Answer: A legal battle that will cost the losing party millions.
Award winning comedian Dave Griffiths makes his Edinburgh Fringe debut with a one-man show that recounts, first hand, his experience of fighting for his right to wear and trade King Cnut Clothing against the global fashion giant French Connection.
Dave Griffiths was establishing himself on the stand-up circuit whilst building his newly founded fashion label King Cnut Clothing, when French Connection threatened him with legal action. His offence? Wearing a T-shirt displaying an acronym which could be interpreted as a salacious word, alongside the words 'French Correctio'.
The company demanded he cease wearing the T-shirt with immediate effect and pay to them any profits gained from selling the offending item.
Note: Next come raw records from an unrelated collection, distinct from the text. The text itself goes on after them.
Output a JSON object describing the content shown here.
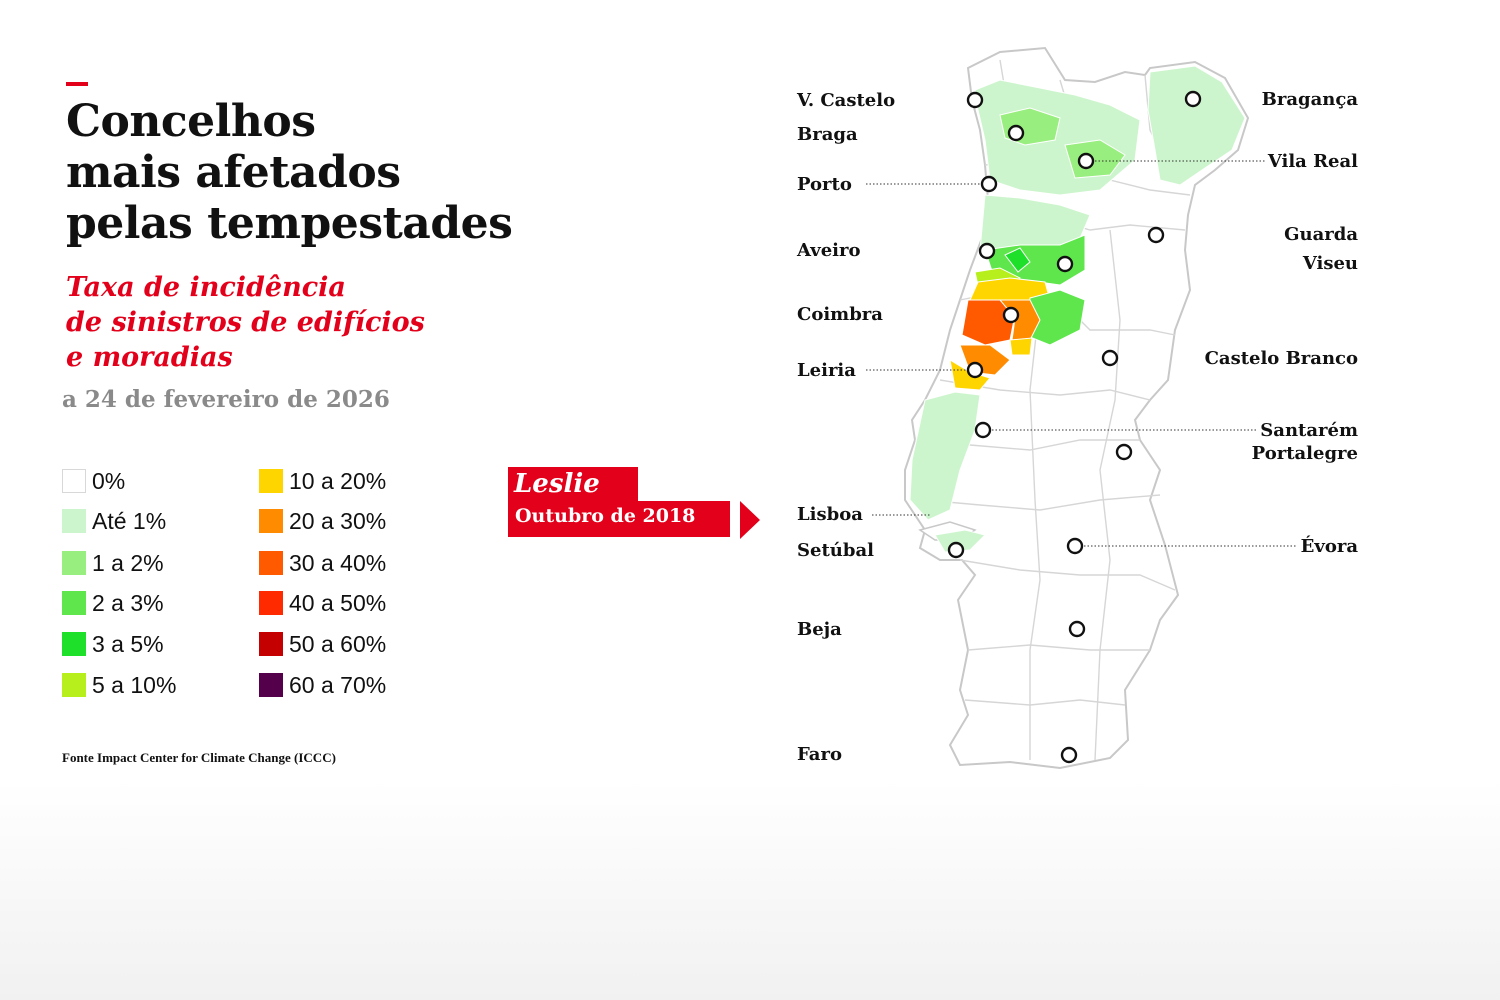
{
  "title": {
    "line1": "Concelhos",
    "line2": "mais afetados",
    "line3": "pelas tempestades"
  },
  "subtitle": {
    "line1": "Taxa de incidência",
    "line2": "de sinistros de edifícios",
    "line3": "e moradias"
  },
  "date": "a 24 de fevereiro de 2026",
  "legend": [
    {
      "label": "0%",
      "color": "#ffffff"
    },
    {
      "label": "Até 1%",
      "color": "#cdf5cd"
    },
    {
      "label": "1 a 2%",
      "color": "#98ee7e"
    },
    {
      "label": "2 a 3%",
      "color": "#5ee64c"
    },
    {
      "label": "3 a 5%",
      "color": "#1ee02a"
    },
    {
      "label": "5 a 10%",
      "color": "#b6ef1c"
    },
    {
      "label": "10 a 20%",
      "color": "#ffd500"
    },
    {
      "label": "20 a 30%",
      "color": "#ff8c00"
    },
    {
      "label": "30 a 40%",
      "color": "#ff5a00"
    },
    {
      "label": "40 a 50%",
      "color": "#ff2a00"
    },
    {
      "label": "50 a 60%",
      "color": "#c40000"
    },
    {
      "label": "60 a 70%",
      "color": "#54004a"
    }
  ],
  "source": "Fonte Impact Center for Climate Change (ICCC)",
  "callout": {
    "title": "Leslie",
    "subtitle": "Outubro de 2018",
    "color": "#e2001a"
  },
  "cities": [
    {
      "name": "V. Castelo"
    },
    {
      "name": "Braga"
    },
    {
      "name": "Porto"
    },
    {
      "name": "Aveiro"
    },
    {
      "name": "Coimbra"
    },
    {
      "name": "Leiria"
    },
    {
      "name": "Lisboa"
    },
    {
      "name": "Setúbal"
    },
    {
      "name": "Beja"
    },
    {
      "name": "Faro"
    },
    {
      "name": "Bragança"
    },
    {
      "name": "Vila Real"
    },
    {
      "name": "Guarda"
    },
    {
      "name": "Viseu"
    },
    {
      "name": "Castelo Branco"
    },
    {
      "name": "Santarém"
    },
    {
      "name": "Portalegre"
    },
    {
      "name": "Évora"
    }
  ]
}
Dave stood his ground. Some would call him foolhardy, his actions ill conceived, but for Dave it was a matter of principal. No one had the right to tell him, or anyone for that matter, what not to wear, and since when did French Connection own 'Correction', as well as every acronym? C U In Court is the incredible story of what happened next.
Truth is stranger than fiction and in the case of King Cnut v FCUK the facts take on comedic proportions. With the foresight to record every conversation and keep every written document, Dave Griffiths, the artful dodger of trademark law, presents his case to the audience. It is a story of David and Goliath proportions that begins with a letter of intimidation from one of the most reputable law firms in the world, and ends with the withdrawal of thousands of clothing lines from French Connection's stores worldwide, at a cost of millions to the company.
Dave Griffiths took his first steps as a stand-up comedian performing at open mic nights and after winning ITV's Take The Mike he gave up the day job to focus on his comedy career. Regular performances at the UK's top comedy clubs followed, and from 1998 - 2000 he was part of the writing team on Channel 4's BAFTA nominated satirical comedy series, The 11 O'clock Show, which launched the careers of Sacha Baron Cohen, Ricky Gervais and Mackenzie Crook. In addition to writing and performing, Dave is regularly invited to lecture on trademark law. He is the proud recipient of a Thames Valley Bravery Award for apprehending a robber who stole £22,000, and has climbed the Matterhorn.